The magic behind this magnetic technique is that even weak magnetic forces on the base of the wells are sufficient to control the cell movement in a specific manner. Within only 15 minutes, for example, using magnetic levitation, a 3D construct can be created which has cells that are connected to each other and which imitates the biological conditions of human tissue. Compared to many other conventional 3D techniques, this is exceptionally fast. The magnetic forces act like an invisible scaffold through which the cells quickly come together. The aggregated cells immediately start expressing the extracellular matrix. Since the bottom of the vessels is not adherent, only small magnetic pens hold the cells at the bottom of the wells. Such small magnetic pens also hold the 3D cell cultures in microplates in place – for example, when changing media or carrying out various experiments – without being firmly attached to the plastic of the well plates. “The handling is extremely simple and corresponds to well-known 2D cell culture techniques that researchers have been using for more than a hundred years,” says Souza.
Magnetic 3D cell culture will improve cancer research and accelerate personalized drug development
What makes the technique unique is that the size of the spheroids is reproducible depending on the number of cells – and is not limited to specific cell types. Primary cells in particular offer a good opportunity to generate more in-depth knowledge of particular pathologies. “Our technology can also be scaled, whether using a single-cell approach or HTS – everything works with the same workflow,” says Souza. Magnetic 3D cell culture also makes it possible to use established 2D cell culture analysis techniques, such as cell viability assays, for high throughput screenings, he adds. New approaches that investigate the effect of active substances on cell migration can also be developed in this way.

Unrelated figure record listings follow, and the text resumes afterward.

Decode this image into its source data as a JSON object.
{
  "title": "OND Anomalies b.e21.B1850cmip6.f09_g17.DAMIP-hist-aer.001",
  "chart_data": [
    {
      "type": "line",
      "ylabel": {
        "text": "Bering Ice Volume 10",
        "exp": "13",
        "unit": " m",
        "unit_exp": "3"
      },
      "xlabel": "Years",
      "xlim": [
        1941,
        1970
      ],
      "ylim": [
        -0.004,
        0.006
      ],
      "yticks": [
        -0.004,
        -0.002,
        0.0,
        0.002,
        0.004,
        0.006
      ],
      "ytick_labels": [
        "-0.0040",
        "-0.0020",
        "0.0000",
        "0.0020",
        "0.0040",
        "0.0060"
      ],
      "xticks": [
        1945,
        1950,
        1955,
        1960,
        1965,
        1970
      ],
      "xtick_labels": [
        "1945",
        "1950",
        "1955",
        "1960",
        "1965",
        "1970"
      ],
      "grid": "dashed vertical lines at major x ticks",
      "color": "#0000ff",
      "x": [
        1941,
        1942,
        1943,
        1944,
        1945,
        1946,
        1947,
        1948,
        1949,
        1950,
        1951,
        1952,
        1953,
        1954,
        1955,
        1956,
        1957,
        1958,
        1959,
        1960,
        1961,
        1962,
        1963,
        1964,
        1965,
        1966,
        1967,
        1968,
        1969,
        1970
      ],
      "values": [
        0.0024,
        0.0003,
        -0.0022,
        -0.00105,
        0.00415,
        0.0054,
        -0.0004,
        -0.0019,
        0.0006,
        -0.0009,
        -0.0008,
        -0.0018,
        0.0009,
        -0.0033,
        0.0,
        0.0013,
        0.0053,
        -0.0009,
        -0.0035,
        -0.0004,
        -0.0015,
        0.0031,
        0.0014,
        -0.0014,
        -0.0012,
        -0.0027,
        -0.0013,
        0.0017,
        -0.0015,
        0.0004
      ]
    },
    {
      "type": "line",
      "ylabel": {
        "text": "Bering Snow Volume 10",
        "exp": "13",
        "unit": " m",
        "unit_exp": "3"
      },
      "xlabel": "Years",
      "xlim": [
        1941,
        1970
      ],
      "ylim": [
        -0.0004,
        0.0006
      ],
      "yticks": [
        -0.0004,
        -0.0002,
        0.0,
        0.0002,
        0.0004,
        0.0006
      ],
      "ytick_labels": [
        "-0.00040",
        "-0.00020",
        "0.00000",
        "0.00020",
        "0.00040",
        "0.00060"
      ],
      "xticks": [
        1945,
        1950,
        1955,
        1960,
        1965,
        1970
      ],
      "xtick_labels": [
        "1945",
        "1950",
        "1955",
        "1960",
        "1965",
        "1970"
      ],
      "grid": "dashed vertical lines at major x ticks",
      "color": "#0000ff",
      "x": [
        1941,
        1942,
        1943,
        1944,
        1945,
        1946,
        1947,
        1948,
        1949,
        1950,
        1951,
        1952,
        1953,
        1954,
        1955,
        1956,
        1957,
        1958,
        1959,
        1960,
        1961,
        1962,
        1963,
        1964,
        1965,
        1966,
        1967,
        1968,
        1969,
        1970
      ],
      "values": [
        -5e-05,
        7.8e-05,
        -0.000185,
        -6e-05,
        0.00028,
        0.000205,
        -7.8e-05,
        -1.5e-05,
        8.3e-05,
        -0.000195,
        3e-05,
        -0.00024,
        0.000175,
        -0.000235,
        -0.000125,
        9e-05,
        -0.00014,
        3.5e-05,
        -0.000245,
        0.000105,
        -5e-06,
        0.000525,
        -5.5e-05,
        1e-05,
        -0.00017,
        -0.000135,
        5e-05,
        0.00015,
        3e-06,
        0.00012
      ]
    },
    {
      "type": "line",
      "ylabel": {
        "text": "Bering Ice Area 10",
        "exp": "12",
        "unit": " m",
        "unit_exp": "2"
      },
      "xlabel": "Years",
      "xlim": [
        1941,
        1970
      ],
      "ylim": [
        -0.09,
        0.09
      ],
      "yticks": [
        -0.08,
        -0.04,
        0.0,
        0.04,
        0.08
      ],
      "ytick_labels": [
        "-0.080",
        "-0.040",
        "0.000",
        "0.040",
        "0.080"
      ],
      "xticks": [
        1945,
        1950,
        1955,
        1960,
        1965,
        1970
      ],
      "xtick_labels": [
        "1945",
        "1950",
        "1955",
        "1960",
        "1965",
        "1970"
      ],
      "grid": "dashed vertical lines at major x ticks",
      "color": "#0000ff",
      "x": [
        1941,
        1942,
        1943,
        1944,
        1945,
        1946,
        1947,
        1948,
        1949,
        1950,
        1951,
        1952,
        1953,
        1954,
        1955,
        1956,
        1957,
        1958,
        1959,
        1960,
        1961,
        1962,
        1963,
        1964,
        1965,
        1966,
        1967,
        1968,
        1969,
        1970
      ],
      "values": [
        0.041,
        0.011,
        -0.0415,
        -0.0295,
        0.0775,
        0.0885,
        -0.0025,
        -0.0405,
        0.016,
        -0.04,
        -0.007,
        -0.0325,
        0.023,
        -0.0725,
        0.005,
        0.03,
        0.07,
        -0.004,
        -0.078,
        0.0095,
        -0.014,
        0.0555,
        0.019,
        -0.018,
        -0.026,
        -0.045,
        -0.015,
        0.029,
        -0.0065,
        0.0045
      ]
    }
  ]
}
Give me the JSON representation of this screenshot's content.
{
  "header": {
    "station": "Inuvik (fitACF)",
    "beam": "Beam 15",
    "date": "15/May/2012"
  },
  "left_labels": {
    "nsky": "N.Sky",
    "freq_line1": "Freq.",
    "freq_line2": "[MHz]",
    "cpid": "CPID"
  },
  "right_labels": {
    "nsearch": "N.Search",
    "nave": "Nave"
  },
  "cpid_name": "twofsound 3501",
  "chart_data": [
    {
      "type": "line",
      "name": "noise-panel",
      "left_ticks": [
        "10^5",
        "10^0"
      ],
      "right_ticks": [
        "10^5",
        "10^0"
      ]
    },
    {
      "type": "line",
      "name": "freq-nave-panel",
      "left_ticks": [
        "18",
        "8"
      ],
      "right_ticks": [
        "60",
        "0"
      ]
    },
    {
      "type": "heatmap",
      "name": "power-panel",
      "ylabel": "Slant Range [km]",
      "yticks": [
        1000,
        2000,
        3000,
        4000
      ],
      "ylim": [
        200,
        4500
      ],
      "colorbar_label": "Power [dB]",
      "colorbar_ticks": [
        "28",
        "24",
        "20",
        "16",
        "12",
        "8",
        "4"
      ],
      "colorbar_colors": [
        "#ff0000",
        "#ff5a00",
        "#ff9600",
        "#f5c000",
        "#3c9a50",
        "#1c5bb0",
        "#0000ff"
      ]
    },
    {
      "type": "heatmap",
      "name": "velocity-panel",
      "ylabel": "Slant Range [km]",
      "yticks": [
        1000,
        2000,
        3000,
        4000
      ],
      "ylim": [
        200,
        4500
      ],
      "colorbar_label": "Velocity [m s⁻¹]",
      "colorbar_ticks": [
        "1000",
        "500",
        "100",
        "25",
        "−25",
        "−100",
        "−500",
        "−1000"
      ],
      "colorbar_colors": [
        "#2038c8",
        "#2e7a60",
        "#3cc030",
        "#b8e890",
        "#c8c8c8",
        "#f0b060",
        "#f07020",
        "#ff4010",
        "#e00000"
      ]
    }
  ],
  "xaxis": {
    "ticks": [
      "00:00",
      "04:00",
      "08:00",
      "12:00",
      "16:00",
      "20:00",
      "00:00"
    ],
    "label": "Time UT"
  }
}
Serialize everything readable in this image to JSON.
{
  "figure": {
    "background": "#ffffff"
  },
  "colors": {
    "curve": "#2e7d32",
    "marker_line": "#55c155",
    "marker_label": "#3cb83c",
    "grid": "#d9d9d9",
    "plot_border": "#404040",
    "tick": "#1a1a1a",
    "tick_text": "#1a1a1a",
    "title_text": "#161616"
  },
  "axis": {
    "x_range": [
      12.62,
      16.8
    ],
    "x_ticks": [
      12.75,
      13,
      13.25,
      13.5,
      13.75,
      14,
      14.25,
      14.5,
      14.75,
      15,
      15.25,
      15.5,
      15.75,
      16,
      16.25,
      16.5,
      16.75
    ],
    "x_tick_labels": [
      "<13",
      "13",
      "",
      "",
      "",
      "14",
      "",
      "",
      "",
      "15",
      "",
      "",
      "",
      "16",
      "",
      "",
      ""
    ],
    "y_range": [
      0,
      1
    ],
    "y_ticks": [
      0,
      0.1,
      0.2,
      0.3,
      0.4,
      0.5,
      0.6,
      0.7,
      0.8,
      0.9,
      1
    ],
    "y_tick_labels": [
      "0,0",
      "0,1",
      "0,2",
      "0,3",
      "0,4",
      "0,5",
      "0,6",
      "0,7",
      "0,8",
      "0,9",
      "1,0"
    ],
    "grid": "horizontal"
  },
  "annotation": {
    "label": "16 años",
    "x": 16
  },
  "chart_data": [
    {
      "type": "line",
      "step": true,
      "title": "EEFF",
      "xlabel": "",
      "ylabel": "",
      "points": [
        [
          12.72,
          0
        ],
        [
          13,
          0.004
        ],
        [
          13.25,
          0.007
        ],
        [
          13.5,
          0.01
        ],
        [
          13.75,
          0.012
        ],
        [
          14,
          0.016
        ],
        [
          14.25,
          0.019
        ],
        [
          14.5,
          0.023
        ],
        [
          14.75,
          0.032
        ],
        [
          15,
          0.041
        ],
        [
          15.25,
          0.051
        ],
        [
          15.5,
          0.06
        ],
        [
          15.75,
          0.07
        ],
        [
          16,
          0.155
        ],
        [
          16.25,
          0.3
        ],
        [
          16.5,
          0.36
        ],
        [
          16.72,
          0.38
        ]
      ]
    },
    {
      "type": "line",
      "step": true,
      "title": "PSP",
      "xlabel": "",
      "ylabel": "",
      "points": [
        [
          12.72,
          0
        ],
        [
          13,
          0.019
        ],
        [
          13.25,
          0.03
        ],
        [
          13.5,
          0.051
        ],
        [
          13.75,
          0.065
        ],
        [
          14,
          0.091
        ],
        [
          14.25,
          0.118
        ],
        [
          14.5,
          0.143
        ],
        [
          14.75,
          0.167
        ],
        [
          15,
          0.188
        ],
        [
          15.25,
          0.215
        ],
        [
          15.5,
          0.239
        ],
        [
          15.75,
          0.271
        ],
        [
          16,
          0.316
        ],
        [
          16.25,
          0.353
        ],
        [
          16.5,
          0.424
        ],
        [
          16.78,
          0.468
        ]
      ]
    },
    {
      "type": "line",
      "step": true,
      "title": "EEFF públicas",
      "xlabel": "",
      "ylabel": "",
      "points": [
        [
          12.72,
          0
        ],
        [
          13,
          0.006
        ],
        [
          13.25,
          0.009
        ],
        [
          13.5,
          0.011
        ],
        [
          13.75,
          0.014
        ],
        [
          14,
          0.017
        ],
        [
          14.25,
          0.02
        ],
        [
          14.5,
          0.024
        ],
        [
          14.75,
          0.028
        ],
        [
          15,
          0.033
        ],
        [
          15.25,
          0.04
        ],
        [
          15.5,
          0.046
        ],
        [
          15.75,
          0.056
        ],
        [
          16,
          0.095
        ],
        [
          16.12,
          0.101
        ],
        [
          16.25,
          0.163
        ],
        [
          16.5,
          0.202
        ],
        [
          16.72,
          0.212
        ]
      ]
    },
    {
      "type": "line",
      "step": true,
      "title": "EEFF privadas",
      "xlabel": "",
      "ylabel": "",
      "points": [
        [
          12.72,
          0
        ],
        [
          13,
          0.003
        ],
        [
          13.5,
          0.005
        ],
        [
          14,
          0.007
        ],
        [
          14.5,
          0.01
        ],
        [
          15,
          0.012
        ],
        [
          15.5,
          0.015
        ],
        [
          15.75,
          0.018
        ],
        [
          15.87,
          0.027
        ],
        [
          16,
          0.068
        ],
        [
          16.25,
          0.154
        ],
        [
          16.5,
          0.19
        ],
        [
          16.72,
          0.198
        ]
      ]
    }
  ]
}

With magnetic 3D cell culture, researchers can enhance their toxicology studies, as well as their experimental approaches in the field of regenerative medicine. Above all, however, magnetic 3D cell culture will improve cancer research and accelerate the search for personalized active substances (Hou et al., 2018; Eckhardt et al. 2018). Comparative studies held in cooperation with The Scripps Research Institute Molecular Screening Center in Florida have sharpened the results of high throughput screenings on pancreatic cancer cells (Hou et al., 2018). This shows that using magnetic levitation in 3D cell culture can help to reduce the number of potential drug candidates in the very early phase of drug development, as these better mimic tumor biology. Because this approach provides more accurate simulation of patients’ physiologies – by using human primary cells or patients’ cells, and by mimicking 3D conditions as closely as possible – it increases the chances for discovering promising drug candidates as early as possible.
This is proof once again that 3D cell culture is a promising avenue for investigating human biology in vitro in more detail. “Magnetic cell culture helps us to move high throughput screening relatively easily from 2D to 3D – without having to discard our proven methods,” says Souza . “Viewed long-term, this should help us to deliver suitable therapies to patients more quickly.”